Example: Driver A had 15 hard acceleration events per trip, increasing fuel costs by 20%. After reviewing their score and receiving feedback, they reduced it to 5 events per trip, leading to monthly fuel savings of over 120,000 FCFA.
Reduced Maintenance Costs
Each hard braking event puts unnecessary stress on brake pads, rotors, and tires. By monitoring these events, fleet managers can schedule proactive maintenance instead of waiting for costly breakdowns.

Example: Vehicle B showed 30 hard braking events per week. After implementing Driver Score monitoring, the count dropped to 8 per week, saving significantly on brake replacement and tire costs.
Improved Safety
Safety is not negotiable. Sharp cornering and sudden braking increase accident risk directly. With the Driver Score, drivers become aware of their habits and are motivated to improve.
Example: Driver C had a score of 65/100, with frequent hard cornering flagged. After targeted coaching and feedback, their score improved to 90/100 and incident rates decreased by 40%.
Fleet-level Impact
The combined effect across a full fleet is substantial. A 50-vehicle fleet that implemented Driver Score monitoring reduced operating costs by 15% in six months, through lower fuel spend, fewer repairs, and reduced accident-related losses.
How the Platform Works
- GPS installation: each vehicle is equipped with a Traxelio GPS tracker for live data capture
- Data collection: driving behaviors are recorded continuously and sent to the secure platform
- Automated analysis: data is processed by G-force algorithms to calculate an accurate Driver Score
- Report access: managers review detailed reports per driver and per vehicle
- Continuous improvement: drivers are coached and monitored to ensure steady score progression over time
Who Benefits
- Fleet managers: a clear overview of driving behaviors across the entire fleet, with the ability to identify problem drivers and provide targeted coaching
- Logistics and delivery companies: reduce fuel waste over long distances, protect goods in transit, and maintain delivery schedules
- Taxi and ride-hailing operators: ensure passenger safety and comfort through consistent driving quality monitoring
- Construction companies: protect vehicles and equipment operating under demanding conditions
- Individual drivers: even without a fleet, a Driver Score helps you reduce fuel costs, extend vehicle life, and drive more safely
Live Alerts
Traxelio sends live alerts the moment a dangerous behavior is detected, so managers can act immediately rather than discovering issues in weekly reports.

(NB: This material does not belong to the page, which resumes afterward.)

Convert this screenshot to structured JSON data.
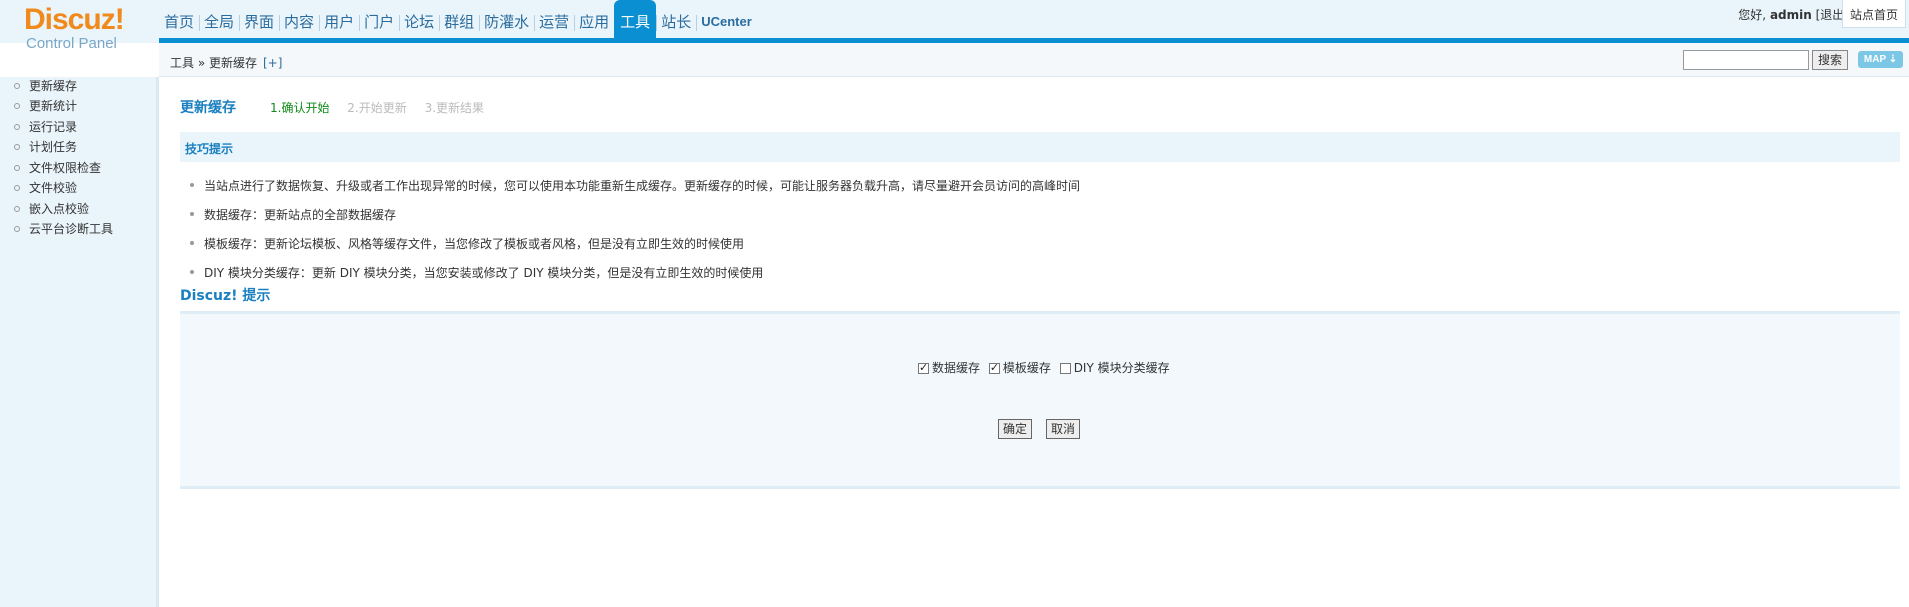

Example alert: "Hard Braking Alert: Vehicle X just had 3 hard braking events in 10 minutes. Review immediately."
This keeps managers in control in real time and gives drivers faster feedback to adjust their behavior on the spot.
Tips to Improve Your Driver Score
Small changes in driving habits lead to significant gains in safety, fuel efficiency, and cost savings:
- Accelerate gradually: release the gas pedal smoothly and build speed progressively instead of flooring it
- Brake smoothly: anticipate stops well in advance and apply brakes gently rather than suddenly
- Take turns carefully: slow down before entering a corner, do not carry speed into the turn
- Monitor your dashboard regularly: check your Driver Score often to stay aware of trends and catch regressions early
Driving behavior is a key lever in fleet management, logistics operations, and personal vehicle ownership. The data is available. The tools are ready. The only step left is to use them.